Walker led the Owls in rushing with 33 yards. Junior running back Kenny Harper was second with 28 yards. Williams lost a yard in five carries. Louisville running back Dominique Brown led the Cardinals with 74 yards—more than double of any of the totals the Owls garnered.
“We didn’t do our assignments like the coaches have showed us,” Williams said. “We worked on them all week. This week we have a short week with a game coming up on Friday. We are going to fix it and get the running game going.”
As much progress as Walker made from his appearance against Fordham, Rhule said the offensive line “did not play great.” Not helping the matter is the injury to freshman offensive lineman Dion Dawkins, who broke his foot and is now expected to miss the rest of the season. Rhule attributes an early game blocked field goal to Dawkins’ absence.
Still, Temple was able to end the game on a high note. With less than two minutes left in the game, a blocked punt gave Temple the ball in Louisville territory. The Owls took advantage and scored on a 9-yard pass to junior wide receiver Jalen Fitzpatrick with less than one minute left on the clock. The play ended any hope of a Louisville shutout.
“The touchdown drive was just us, as a team, being ready to score,” Walker said. “We had our opportunities. They failed, but we never gave up. We just kept playing and kept fighting hard.”
“I don’t feel like we got a garbage touchdown at the end,” Rhule said. “I felt like we moved the football. We had three or four legitimate drives and just couldn’t finish the drive. If anything else, I’m just happy that we finished a drive with a big-time throw and a big-time catch against their starting cornerback.”
Playing against one of the best teams in the nation, the Owls drew 21,709 spectators, only slightly more than their most recent home game against the Fordham Rams. Much of the crowd was gone by halftime – most were gone by the game’s conclusion.

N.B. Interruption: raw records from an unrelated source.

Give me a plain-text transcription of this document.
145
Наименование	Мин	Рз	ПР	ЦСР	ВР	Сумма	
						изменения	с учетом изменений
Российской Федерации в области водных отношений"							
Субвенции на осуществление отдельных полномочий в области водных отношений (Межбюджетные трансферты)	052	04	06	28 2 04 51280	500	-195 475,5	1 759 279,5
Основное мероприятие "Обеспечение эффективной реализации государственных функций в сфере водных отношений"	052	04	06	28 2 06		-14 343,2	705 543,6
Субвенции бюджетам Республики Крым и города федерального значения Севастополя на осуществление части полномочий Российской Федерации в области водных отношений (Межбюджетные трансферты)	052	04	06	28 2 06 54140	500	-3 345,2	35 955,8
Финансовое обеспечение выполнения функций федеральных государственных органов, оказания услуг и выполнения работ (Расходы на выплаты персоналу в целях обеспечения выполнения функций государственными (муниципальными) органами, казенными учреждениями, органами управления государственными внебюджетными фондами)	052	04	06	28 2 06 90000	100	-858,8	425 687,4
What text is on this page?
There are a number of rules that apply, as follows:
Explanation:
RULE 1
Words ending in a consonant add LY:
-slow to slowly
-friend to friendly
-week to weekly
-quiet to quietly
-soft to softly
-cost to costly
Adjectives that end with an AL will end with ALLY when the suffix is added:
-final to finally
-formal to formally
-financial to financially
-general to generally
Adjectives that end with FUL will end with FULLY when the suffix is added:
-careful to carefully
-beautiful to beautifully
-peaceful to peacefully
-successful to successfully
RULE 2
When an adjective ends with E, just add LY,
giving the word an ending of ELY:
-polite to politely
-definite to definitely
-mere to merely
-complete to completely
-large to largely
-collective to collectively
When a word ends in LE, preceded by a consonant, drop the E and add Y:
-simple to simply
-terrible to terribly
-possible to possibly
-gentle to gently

As the Cherry Crusade began its traditional “T for Temple U” cheer after the fourth quarter, Rhule told his players to go back out and thank the fans that stayed until the very end.
“We love all the students, but the ones that stayed until the end of the game, I wanted our players to recognize them and the fact that they didn’t leave,” Rhule said. “They sat there and supported and cheered for them all the way to the end of the game.”
“I wanted to thank those fans because that’s the team we’re going to be someday,” Rhule added. “That’s what I told our team. Louisville is a team that we are going to be someday.”